Motivo valido. Internet sta affogando nella spazzatura generica, senz’anima, generata dall’intelligenza artificiale. L’app Image Playground di Apple alimenta quel fuoco.
Sì, anche lì.
Ma la generazione non è binaria.
Non deve significare fabbricare la realtà dal nulla. A volte significa sistemare il bidone della spazzatura accanto alla scarpa del soggetto. Questo significa risparmiare lavoro manuale. Anche i Google Pixel lo fanno con la loro gomma magica. È solo un’efficiente sostituzione dei pixel.
La ristrutturazione spaziale utilizza la stessa tecnologia per un obiettivo migliore: correggere la composizione errata.
Hai scattato la foto. Ti trovavi tre pollici a sinistra. Sembra affollato. Ora non lo è.
Il trucco della parallasse
Apple fa già cose interessanti con “Foto spaziali”. Indovina la profondità in un’immagine 2D e crea una sensazione 3D. Inclini il telefono e il soggetto si separa dallo sfondo. Funziona su schermate di blocco. Presumibilmente sembra a posto in Vision Pro (non possiedo il visore, quindi prendilo con le pinze).
La separazione non è perfetta. Non sembra sempre un brutto lavoro sullo schermo verde, ma è evidente.
La ristrutturazione prende questa mappa di profondità e la trasforma in un’arma.
Trascina l’immagine nell’editor. Cambia la prospettiva.
Lo sfondo si muove in modo diverso rispetto al primo piano. Come se fossi davvero andato lì.
Lightroom tenta di farlo. Puoi ruotare e inclinare.
Rovina le proporzioni. Distorce i bordi. Sembra falso.

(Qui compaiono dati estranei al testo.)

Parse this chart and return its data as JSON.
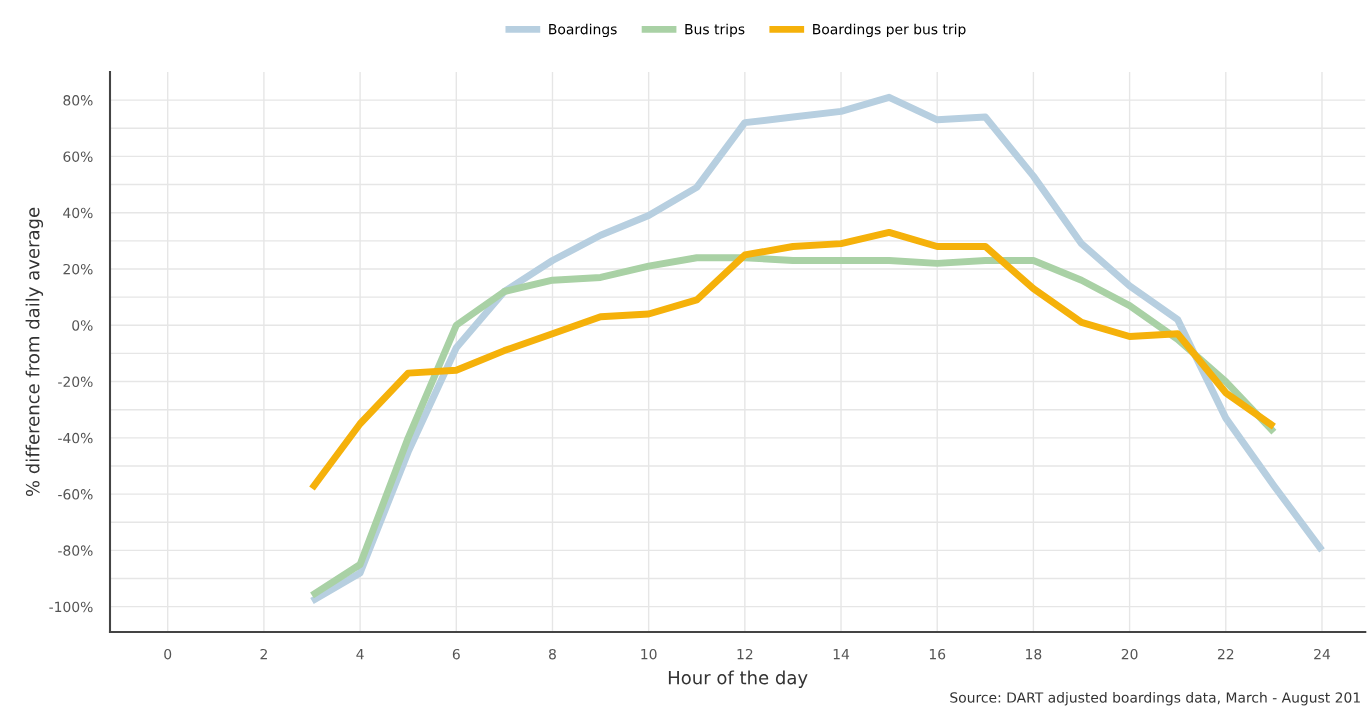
{
  "chart_data": {
    "type": "line",
    "xlabel": "Hour of the day",
    "ylabel": "% difference from daily average",
    "annotations": [
      "Source: DART adjusted boardings data, March - August 201"
    ],
    "x": [
      3,
      4,
      5,
      6,
      7,
      8,
      9,
      10,
      11,
      12,
      13,
      14,
      15,
      16,
      17,
      18,
      19,
      20,
      21,
      22,
      23,
      24
    ],
    "series": [
      {
        "name": "Boardings",
        "color": "#b7cfe0",
        "values": [
          -98,
          -88,
          -45,
          -8,
          12,
          23,
          32,
          39,
          49,
          72,
          74,
          76,
          81,
          73,
          74,
          53,
          29,
          14,
          2,
          -33,
          -57,
          -80
        ]
      },
      {
        "name": "Bus trips",
        "color": "#a9d1a5",
        "values": [
          -96,
          -85,
          -40,
          0,
          12,
          16,
          17,
          21,
          24,
          24,
          23,
          23,
          23,
          22,
          23,
          23,
          16,
          7,
          -5,
          -20,
          -38,
          null
        ]
      },
      {
        "name": "Boardings per bus trip",
        "color": "#f5b10a",
        "values": [
          -58,
          -35,
          -17,
          -16,
          -9,
          -3,
          3,
          4,
          9,
          25,
          28,
          29,
          33,
          28,
          28,
          13,
          1,
          -4,
          -3,
          -24,
          -36,
          null
        ]
      }
    ],
    "xlim": [
      -1.2,
      24.9
    ],
    "xticks": [
      0,
      2,
      4,
      6,
      8,
      10,
      12,
      14,
      16,
      18,
      20,
      22,
      24
    ],
    "ylim": [
      -109,
      90
    ],
    "yticks": [
      {
        "value": -100,
        "label": "-100%"
      },
      {
        "value": -90,
        "label": null
      },
      {
        "value": -80,
        "label": "-80%"
      },
      {
        "value": -70,
        "label": null
      },
      {
        "value": -60,
        "label": "-60%"
      },
      {
        "value": -50,
        "label": null
      },
      {
        "value": -40,
        "label": "-40%"
      },
      {
        "value": -30,
        "label": null
      },
      {
        "value": -20,
        "label": "-20%"
      },
      {
        "value": -10,
        "label": null
      },
      {
        "value": 0,
        "label": "0%"
      },
      {
        "value": 10,
        "label": null
      },
      {
        "value": 20,
        "label": "20%"
      },
      {
        "value": 30,
        "label": null
      },
      {
        "value": 40,
        "label": "40%"
      },
      {
        "value": 50,
        "label": null
      },
      {
        "value": 60,
        "label": "60%"
      },
      {
        "value": 70,
        "label": null
      },
      {
        "value": 80,
        "label": "80%"
      }
    ],
    "grid": true,
    "legend": "top",
    "line_style": "solid",
    "marker": "none"
  }
}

Apple ripara i bordi rotti.
Dopo aver trascinato il fotogramma, l’intelligenza artificiale generativa riempie gli spazi vuoti. Utilizza la modellazione sul dispositivo per le ipotesi approfondite. Quindi utilizza il Private Cloud Compute di Apple per eseguire il rendering dei nuovi pixel.
Alok Deshpande, che gestisce Camera and Photos Software presso Apple, lo ha detto senza mezzi termini.
Genera solo nuovi contenuti per colmare le lacune in cui la prospettiva cambia. La coerenza rimane.
Quindi ottieni una foto dal punto di vista che volevi ma che non hai scattato.
È un imbroglio?
Forse.
Trasforma un pasticcio sfocato e angusto in qualcosa di stampabile? SÌ.
Pensavo che il editing avesse delle regole. Il raccolto è raccolto. Muoversi è muoversi. Ora il telefono… indovina il resto.
Funziona. Soprattutto.
La beta è uscita. Lo sbandamento continua ad arrivare. Ma per una volta?
L’intelligenza artificiale non sembrava voler sostituirci.
Ha semplicemente riempito lo spazio vuoto dove avrebbero dovuto stare le mie gambe.